Bush’s second target, however, may exceed even the mind-boggling $11.6 trillion. The second primary objective is to totally restructure the entire tax code before leaving office. The campaign for the second target kicked off with the release on September 30, 2005 of the final report of Bush’s appointed special Advisory Panel on Tax Reform. Expectations are that the Panel will recommend, and Bush and Congress eventually propose, not only further breaks for the wealthy and corporations but also a scaling back of many of the token tax cuts given to workers and consumers between 2001-04 that were considered politically necessary at the time to ensure passage of tax cuts for the wealthy. In addition, the Panel’s report is expected to launch a fresh, new assault on the few benefits in the federal tax code that working class households have been able to take advantage of for many years—such as home mortgage interest, state and local tax deductions, and deferral of taxes on health insurance premiums.....It is estimated that a full and permanent repeal of the Estate Tax will amount to approximately $1 trillion in lost tax revenue and interest over the next decade, followed by trillions more over subsequent decades.

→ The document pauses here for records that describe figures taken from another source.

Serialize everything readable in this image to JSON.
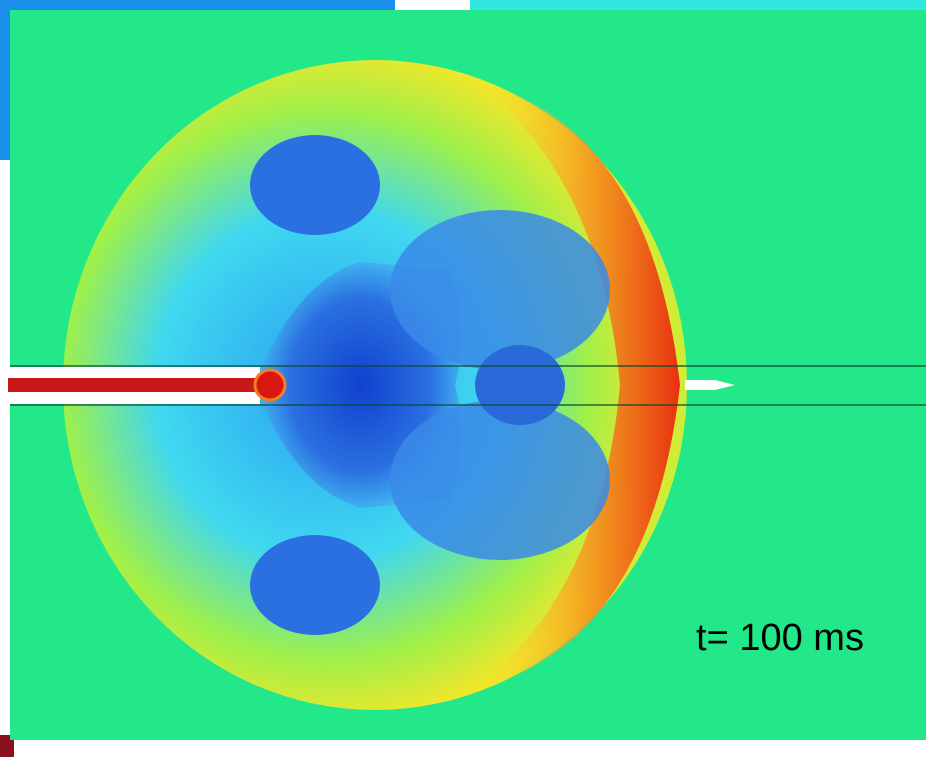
{
  "label": "t= 100 ms"
}
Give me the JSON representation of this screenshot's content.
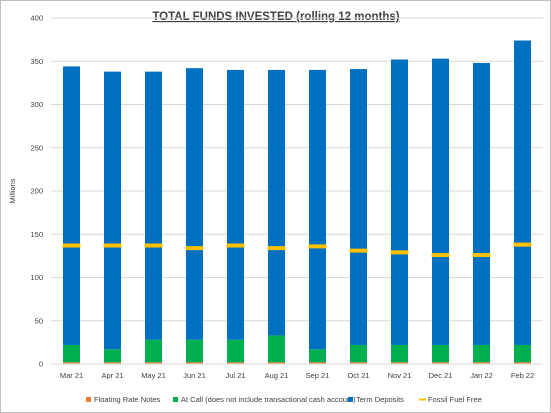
{
  "chart_data": {
    "type": "bar",
    "stacked": true,
    "title": "TOTAL FUNDS INVESTED (rolling 12 months)",
    "xlabel": "",
    "ylabel": "Millions",
    "ylim": [
      0,
      400
    ],
    "yticks": [
      0,
      50,
      100,
      150,
      200,
      250,
      300,
      350,
      400
    ],
    "grid": true,
    "legend_position": "bottom",
    "categories": [
      "Mar 21",
      "Apr 21",
      "May 21",
      "Jun 21",
      "Jul 21",
      "Aug 21",
      "Sep 21",
      "Oct 21",
      "Nov 21",
      "Dec 21",
      "Jan 22",
      "Feb 22"
    ],
    "series": [
      {
        "name": "Floating Rate Notes",
        "kind": "bar",
        "color": "#ed7d31",
        "values": [
          2,
          2,
          2,
          2,
          2,
          2,
          2,
          2,
          2,
          2,
          2,
          2
        ]
      },
      {
        "name": "At Call (does not include transactional cash account)",
        "kind": "bar",
        "color": "#00b050",
        "values": [
          20,
          15,
          26,
          26,
          26,
          31,
          15,
          20,
          20,
          20,
          20,
          20
        ]
      },
      {
        "name": "Term Deposits",
        "kind": "bar",
        "color": "#0070c0",
        "values": [
          322,
          321,
          310,
          314,
          312,
          307,
          323,
          319,
          330,
          331,
          326,
          352
        ]
      },
      {
        "name": "Fossil Fuel Free",
        "kind": "marker",
        "color": "#ffc000",
        "values": [
          137,
          137,
          137,
          134,
          137,
          134,
          136,
          131,
          129,
          126,
          126,
          138
        ]
      }
    ]
  }
}
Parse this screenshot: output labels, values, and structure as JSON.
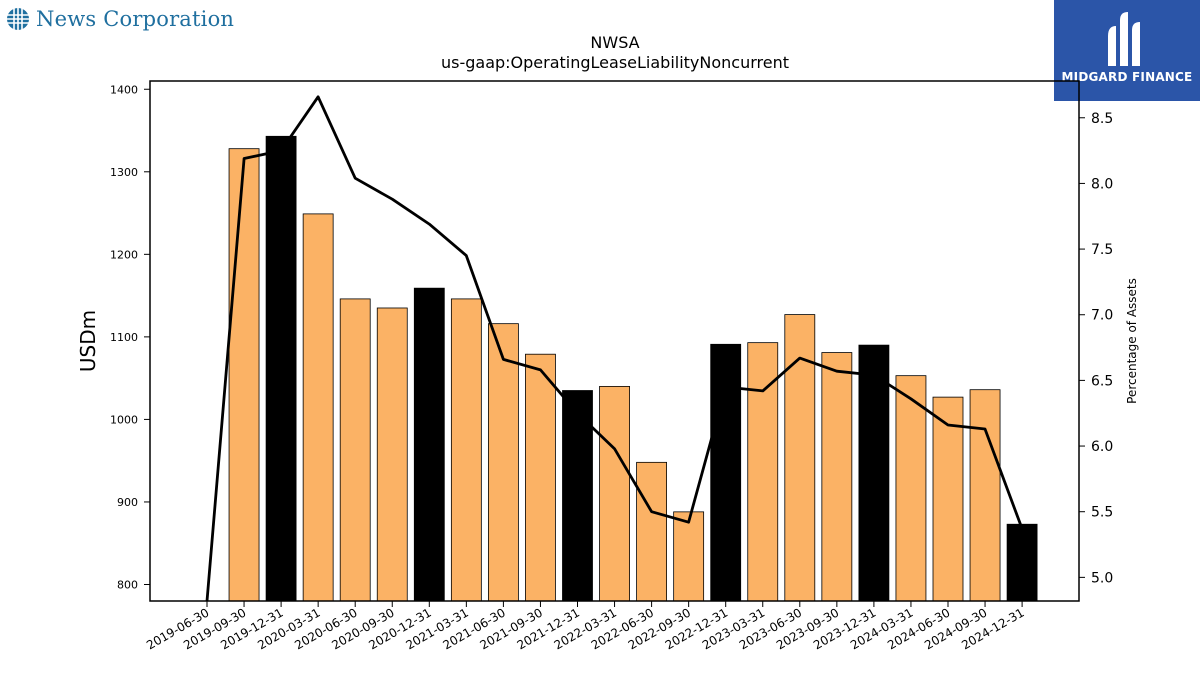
{
  "company_logo": {
    "name": "News Corporation",
    "icon": "globe-icon",
    "color": "#1f6f9f"
  },
  "brand": {
    "name": "MIDGARD FINANCE",
    "icon": "midgard-logo-icon",
    "background": "#2b55a8"
  },
  "chart_data": {
    "type": "bar",
    "title": "NWSA",
    "subtitle": "us-gaap:OperatingLeaseLiabilityNoncurrent",
    "ylabel": "USDm",
    "y2label": "Percentage of Assets",
    "ylim": [
      780,
      1410
    ],
    "y2lim": [
      4.82,
      8.78
    ],
    "yticks": [
      800,
      900,
      1000,
      1100,
      1200,
      1300,
      1400
    ],
    "y2ticks": [
      5.0,
      5.5,
      6.0,
      6.5,
      7.0,
      7.5,
      8.0,
      8.5
    ],
    "grid": false,
    "categories": [
      "2019-06-30",
      "2019-09-30",
      "2019-12-31",
      "2020-03-31",
      "2020-06-30",
      "2020-09-30",
      "2020-12-31",
      "2021-03-31",
      "2021-06-30",
      "2021-09-30",
      "2021-12-31",
      "2022-03-31",
      "2022-06-30",
      "2022-09-30",
      "2022-12-31",
      "2023-03-31",
      "2023-06-30",
      "2023-09-30",
      "2023-12-31",
      "2024-03-31",
      "2024-06-30",
      "2024-09-30",
      "2024-12-31"
    ],
    "series": [
      {
        "type": "bar",
        "values": [
          null,
          1328,
          1343,
          1249,
          1146,
          1135,
          1159,
          1146,
          1116,
          1079,
          1035,
          1040,
          948,
          888,
          1091,
          1093,
          1127,
          1081,
          1090,
          1053,
          1027,
          1036,
          873
        ],
        "colors": [
          "#fbb265",
          "#fbb265",
          "#000000",
          "#fbb265",
          "#fbb265",
          "#fbb265",
          "#000000",
          "#fbb265",
          "#fbb265",
          "#fbb265",
          "#000000",
          "#fbb265",
          "#fbb265",
          "#fbb265",
          "#000000",
          "#fbb265",
          "#fbb265",
          "#fbb265",
          "#000000",
          "#fbb265",
          "#fbb265",
          "#fbb265",
          "#000000"
        ]
      },
      {
        "type": "line",
        "axis": "right",
        "color": "#000000",
        "values": [
          4.82,
          8.19,
          8.25,
          8.66,
          8.04,
          7.88,
          7.69,
          7.45,
          6.66,
          6.58,
          6.25,
          5.98,
          5.5,
          5.42,
          6.45,
          6.42,
          6.67,
          6.57,
          6.54,
          6.36,
          6.16,
          6.13,
          5.37
        ]
      }
    ]
  }
}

Hurricane Katrina has recently dealt a wild card into the Estate Tax cut game, however. With what looks like $500 billion needed to rebuild the Gulf Coast, it will be difficult (though not impossible) for pro-corporate/pro-wealth interests to pass another $1 trillion tax cut for the wealthiest 1 percent of taxpayers at the same time.
As a contingency, Bush and the pro-wealth interests in Congress have developed a fall back position nearly as generous in the event permanent repeal is not immediately possible. Led by Republican Senator Jon Kyle of Arizona, an alternate proposal on the table in the Senate at present is to raise the Estate Tax’s exemption immediately to $7 million (or higher) and immediately reduce the 45 percent tax rate to a 15 percent rate equal to the tax on capital gains. That would produce a tax cut for the wealthiest 0.3 percent households of more than $700 billion over the coming decade alone, with more to follow. And even that $700 billion is probably an underestimation, since other provisions in the legislation and before the courts at present will render state-level Estate Tax laws that now exist null and void as well.
However the final results are calculated and whatever the details of the final outcome, it is virtually assured that another multi-trillion dollar tax cut for the wealthiest taxpayers is about to pass within the next 12 months.